WASHINGTON — The United States welcomed the release from a Sudanese jail of a Christian woman sentenced to death by hanging for apostasy after refusing to revert to Islam under Sudan’s Sharia Law. A U.S. lawmaker has indicated Meriam Ibrahim, married to a Sudanese-American, could soon be on her way to the United States.
U.S. Secretary of State John Kerry welcomed the decision by the Sudanese Court of Appeals to order the 27-year old mother of two released from prison, where she also faced a sentence of 100 lashes for adultery. Kerry said her case has rightly drawn the attention of the world and has been of deep concern to the U.S. government, citizens and lawmakers.
Kerry said nothing can bring the lost moments back to a mother and her children, but “today we celebrate the reunification of this family.” Marie Harf, a U.S. State Department spokeswoman, called on Sudan to change its laws.
"We also, at this point, continue to urge Sudan to repeal its laws that are inconsistent with its 2005 interim constitution, the Universal Declaration of Human Rights and the International Covenant on Civil and Political Rights. These actions would help demonstrate to the Sudanese people that their government intends to respect their fundamental freedoms and universal human rights. And, as you know, this is a case we raised quite frequently with the government there and welcome today’s news," said Harf.
U.S. Congressman Chris Smith, chairman of the House Africa Committee, applauded the release, saying Ibrahim’s willingness to face martyrdom rather than recant is "extraordinarily courageous and inspiring."
Smith postponed a congressional hearing on the case set for Tuesday, calling her release a "huge first step." The second, he said, is getting Ibrahim and her family on a plane to the United States.
Smith said he expects the U.S. government to grant her and her children humanitarian parole to join her wheelchair-bound husband, Daniel Wani, who is already a naturalized U.S. citizen.
Ibrahim was convicted of apostasy May 15. She was born to a largely-absent Muslim father and raised by her Ethiopian-born Christian mother. She has been imprisoned with her 20-month old son, Martin, since her arrest in December. She gave birth to a baby girl while incarcerated.
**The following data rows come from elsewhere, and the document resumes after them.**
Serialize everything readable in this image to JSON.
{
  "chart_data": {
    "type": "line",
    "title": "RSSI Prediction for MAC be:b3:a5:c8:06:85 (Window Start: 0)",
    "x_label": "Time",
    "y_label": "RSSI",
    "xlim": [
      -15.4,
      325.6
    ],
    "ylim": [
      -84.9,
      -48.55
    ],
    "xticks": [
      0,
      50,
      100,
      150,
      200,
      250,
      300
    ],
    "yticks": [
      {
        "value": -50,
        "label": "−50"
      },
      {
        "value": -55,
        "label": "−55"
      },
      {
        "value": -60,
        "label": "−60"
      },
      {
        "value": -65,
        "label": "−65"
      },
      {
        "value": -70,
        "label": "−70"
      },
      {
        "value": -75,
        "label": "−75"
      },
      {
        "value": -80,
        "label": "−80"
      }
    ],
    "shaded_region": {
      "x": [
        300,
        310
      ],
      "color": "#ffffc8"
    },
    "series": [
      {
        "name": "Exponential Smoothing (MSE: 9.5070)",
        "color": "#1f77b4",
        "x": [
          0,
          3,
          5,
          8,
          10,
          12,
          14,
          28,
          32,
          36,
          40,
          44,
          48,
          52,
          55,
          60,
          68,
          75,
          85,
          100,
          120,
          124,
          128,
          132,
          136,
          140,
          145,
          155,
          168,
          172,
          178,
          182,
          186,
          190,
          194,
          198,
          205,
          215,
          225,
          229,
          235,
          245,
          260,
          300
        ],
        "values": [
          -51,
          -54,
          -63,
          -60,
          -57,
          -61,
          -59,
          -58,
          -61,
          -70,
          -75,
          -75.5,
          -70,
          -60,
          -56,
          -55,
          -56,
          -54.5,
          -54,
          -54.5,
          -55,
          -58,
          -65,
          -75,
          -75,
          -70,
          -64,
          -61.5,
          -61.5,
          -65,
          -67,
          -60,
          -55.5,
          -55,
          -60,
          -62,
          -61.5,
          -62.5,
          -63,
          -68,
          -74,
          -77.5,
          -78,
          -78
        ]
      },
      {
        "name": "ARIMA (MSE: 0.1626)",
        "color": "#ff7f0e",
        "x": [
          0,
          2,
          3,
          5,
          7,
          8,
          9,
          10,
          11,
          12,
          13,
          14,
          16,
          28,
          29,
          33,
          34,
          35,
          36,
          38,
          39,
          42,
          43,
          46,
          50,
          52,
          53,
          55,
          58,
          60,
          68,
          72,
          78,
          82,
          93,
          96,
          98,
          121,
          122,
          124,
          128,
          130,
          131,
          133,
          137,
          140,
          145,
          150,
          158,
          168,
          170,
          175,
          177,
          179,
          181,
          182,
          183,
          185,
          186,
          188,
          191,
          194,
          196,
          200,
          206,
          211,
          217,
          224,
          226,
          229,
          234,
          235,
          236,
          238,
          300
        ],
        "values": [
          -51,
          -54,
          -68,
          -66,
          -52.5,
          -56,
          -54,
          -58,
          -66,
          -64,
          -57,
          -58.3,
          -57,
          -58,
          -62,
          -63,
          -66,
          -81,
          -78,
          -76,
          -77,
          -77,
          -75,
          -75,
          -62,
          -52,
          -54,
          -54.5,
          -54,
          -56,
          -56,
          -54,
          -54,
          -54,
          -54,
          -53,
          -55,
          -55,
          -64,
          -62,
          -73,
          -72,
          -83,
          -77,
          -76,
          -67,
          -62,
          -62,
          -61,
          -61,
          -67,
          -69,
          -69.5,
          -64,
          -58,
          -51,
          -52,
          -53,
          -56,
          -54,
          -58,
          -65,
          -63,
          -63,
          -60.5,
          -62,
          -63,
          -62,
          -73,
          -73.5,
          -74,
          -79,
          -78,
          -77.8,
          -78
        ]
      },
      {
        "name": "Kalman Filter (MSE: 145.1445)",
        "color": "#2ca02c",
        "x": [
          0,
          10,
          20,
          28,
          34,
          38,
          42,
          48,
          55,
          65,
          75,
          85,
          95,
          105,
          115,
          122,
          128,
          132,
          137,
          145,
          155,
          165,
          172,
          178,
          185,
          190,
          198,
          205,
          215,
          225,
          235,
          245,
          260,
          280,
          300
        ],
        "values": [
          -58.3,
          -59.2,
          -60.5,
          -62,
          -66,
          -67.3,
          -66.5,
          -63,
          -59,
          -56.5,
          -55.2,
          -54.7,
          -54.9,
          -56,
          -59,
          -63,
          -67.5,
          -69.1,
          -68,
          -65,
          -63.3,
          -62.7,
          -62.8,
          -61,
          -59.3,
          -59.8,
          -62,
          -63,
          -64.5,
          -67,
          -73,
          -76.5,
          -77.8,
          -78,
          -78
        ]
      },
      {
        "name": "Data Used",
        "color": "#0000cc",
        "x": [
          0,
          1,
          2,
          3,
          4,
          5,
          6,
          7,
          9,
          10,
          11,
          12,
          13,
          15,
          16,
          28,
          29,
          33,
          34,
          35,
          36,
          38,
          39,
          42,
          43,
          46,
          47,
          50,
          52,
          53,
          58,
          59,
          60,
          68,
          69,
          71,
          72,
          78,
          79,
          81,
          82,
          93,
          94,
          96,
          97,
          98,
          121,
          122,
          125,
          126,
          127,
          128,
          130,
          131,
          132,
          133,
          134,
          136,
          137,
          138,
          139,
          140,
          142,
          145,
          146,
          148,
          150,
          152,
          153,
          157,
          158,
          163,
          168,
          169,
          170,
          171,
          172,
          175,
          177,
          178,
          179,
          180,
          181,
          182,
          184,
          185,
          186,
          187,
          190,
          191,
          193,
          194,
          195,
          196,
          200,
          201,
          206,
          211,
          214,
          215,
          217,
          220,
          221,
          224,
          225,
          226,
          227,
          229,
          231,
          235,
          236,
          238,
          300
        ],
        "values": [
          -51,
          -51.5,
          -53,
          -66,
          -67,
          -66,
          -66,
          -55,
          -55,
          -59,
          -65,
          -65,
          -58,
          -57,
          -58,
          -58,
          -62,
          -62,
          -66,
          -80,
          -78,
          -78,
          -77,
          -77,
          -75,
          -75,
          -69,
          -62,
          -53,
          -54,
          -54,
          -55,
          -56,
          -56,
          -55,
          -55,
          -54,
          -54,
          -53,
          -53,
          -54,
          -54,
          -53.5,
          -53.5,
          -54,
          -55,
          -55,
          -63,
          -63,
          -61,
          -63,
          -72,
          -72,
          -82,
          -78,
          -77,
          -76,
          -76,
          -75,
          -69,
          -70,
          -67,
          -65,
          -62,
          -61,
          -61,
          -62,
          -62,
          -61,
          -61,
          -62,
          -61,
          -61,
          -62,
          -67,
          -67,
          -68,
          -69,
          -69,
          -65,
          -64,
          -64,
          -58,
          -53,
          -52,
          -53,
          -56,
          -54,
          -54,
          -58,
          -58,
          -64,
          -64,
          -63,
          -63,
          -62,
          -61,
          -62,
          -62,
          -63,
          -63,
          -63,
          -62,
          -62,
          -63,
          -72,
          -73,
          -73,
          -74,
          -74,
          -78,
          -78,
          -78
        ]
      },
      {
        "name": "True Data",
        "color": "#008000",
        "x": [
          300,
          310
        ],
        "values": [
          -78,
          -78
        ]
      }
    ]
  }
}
Sudan’s Foreign Ministry said the court decision came within the framework of the independence of the judiciary and in fulfillment of the provisions of the law, constitution and the bill of fundamental rights. It said the government came under "unprecedented pressure" from other governments, organizations, international figures and the media. It also called for a review of U.S. sanctions imposed in 1997 that it says cause "continued injustices against 35-million Sudanese people."
The UK-based Christian Solidarity Worldwide organization says Ibrahim, her family and defense attorneys face death threats from family members and extremists. CSW chief executive Mervyn Thomas called on Sudanese authorities to ensure her safety and that of her lawyers.